With the release of Office 2004 for the Macintosh just a month away, Microsoft’s Macintosh Business Unit has settled on an advertising campaign designed to appeal to the Mac user’s Apple sensibilities.
Building on Apple’s iLife advertising campaign that says “It’s like Microsoft Office for the rest of your life, Microsoft will sell Office under the slogan “It’s like Microsoft Office.”
Mac Business Unit general manager Roz Ho was enthusiastic about the campaign.
“It works on so many levels!” Ho effused. “Because, indeed, Microsoft Office is much like Microsoft Office. Spookily like Microsoft Office. Eerily like Microsoft Office. Frighteningly like Microsoft Office.
“Some say…” Ho, added, pausing for dramatic effect, “…it is Microsoft Office.”
Ho smiled wryly, raised her eyebrows and nodded knowingly.
The campaign, however, has fallen flat with Mac users.
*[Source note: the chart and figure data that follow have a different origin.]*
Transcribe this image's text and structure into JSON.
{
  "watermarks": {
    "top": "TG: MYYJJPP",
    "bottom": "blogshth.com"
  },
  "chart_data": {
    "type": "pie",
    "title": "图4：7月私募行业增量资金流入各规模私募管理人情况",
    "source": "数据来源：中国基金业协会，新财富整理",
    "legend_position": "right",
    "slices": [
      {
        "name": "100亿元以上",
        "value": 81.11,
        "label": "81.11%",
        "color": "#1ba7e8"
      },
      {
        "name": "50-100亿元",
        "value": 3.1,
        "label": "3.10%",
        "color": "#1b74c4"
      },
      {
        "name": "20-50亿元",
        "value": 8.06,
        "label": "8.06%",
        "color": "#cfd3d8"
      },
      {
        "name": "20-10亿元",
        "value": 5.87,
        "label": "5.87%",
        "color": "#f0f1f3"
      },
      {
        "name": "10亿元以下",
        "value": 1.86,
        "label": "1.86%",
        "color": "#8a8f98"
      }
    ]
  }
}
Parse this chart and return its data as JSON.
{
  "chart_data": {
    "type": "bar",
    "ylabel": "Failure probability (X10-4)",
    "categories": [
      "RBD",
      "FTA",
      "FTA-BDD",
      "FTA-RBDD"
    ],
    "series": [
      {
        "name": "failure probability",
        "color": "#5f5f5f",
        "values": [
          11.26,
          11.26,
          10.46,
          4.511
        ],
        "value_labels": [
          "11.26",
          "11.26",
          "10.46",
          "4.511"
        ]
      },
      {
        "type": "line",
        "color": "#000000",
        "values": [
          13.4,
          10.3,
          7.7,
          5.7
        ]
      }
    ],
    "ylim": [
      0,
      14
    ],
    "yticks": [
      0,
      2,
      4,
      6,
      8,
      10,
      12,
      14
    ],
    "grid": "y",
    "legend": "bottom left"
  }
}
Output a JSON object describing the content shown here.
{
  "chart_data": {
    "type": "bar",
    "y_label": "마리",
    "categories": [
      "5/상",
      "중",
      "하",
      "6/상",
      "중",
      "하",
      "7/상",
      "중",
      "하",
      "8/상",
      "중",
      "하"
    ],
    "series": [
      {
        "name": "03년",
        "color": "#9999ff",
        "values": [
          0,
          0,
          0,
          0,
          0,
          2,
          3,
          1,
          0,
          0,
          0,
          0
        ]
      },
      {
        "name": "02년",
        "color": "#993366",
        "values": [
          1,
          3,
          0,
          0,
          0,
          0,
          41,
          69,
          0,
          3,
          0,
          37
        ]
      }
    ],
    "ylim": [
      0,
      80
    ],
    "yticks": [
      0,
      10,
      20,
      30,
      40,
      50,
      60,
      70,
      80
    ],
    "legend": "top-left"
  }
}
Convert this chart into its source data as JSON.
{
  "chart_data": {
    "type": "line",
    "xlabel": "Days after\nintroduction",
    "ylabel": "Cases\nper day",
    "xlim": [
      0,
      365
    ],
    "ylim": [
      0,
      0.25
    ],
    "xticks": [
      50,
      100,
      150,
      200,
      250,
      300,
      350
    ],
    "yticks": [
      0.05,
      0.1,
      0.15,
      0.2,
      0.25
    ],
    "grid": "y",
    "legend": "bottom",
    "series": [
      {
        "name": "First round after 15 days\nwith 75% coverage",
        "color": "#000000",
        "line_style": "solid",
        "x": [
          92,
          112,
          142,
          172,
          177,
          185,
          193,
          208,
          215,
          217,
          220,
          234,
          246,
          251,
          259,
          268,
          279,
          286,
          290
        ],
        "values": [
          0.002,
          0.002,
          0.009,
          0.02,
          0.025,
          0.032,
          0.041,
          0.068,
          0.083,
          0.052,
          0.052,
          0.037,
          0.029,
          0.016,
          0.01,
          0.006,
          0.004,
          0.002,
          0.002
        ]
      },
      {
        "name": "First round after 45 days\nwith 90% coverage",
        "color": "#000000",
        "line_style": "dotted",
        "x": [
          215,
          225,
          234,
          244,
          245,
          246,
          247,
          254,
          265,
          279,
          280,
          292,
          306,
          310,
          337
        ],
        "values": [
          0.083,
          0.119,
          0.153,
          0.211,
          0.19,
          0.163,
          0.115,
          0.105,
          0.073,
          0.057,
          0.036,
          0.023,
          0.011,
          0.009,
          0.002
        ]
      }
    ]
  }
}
“I think they screwed up the metaphor, didn’t they?” asked long-time Mac user and supporter Damien Barrett. “Shouldn’t it have been ‘It’s like iLife for your office’ or something?”
“No, no,” said author and Mac user Dori Smith. “It’s not a metaphor. It’s a simile.
“They screwed up the simile.”
Holding his thumb and forefingers up in a “W”, Barrett mouthed “Whatever” and continued.
“I’m just saying, it doesn’t make any sense. It’s not even ‘It’s, like, Microsoft Office.’ Like… y’know! It’s, like, Microsoft Office, dude! It’s not even that! It’s just some misplaced comparison.”
“Simile,” Smith corrected. “It’s a misplaced simile.”
Uncomfortable advertising campaigns are not new for Microsoft’s Macintosh products. Word 6 was sold under the catch-phrase “It sucks, but it was so much easier for us to code.” When Apple made Internet Explorer the default browser, Microsoft trumpeted the application’s position in several Mac-related magazine ads that read “We own your azz, beeotch!”
Office ships in May and continues to cost a lot.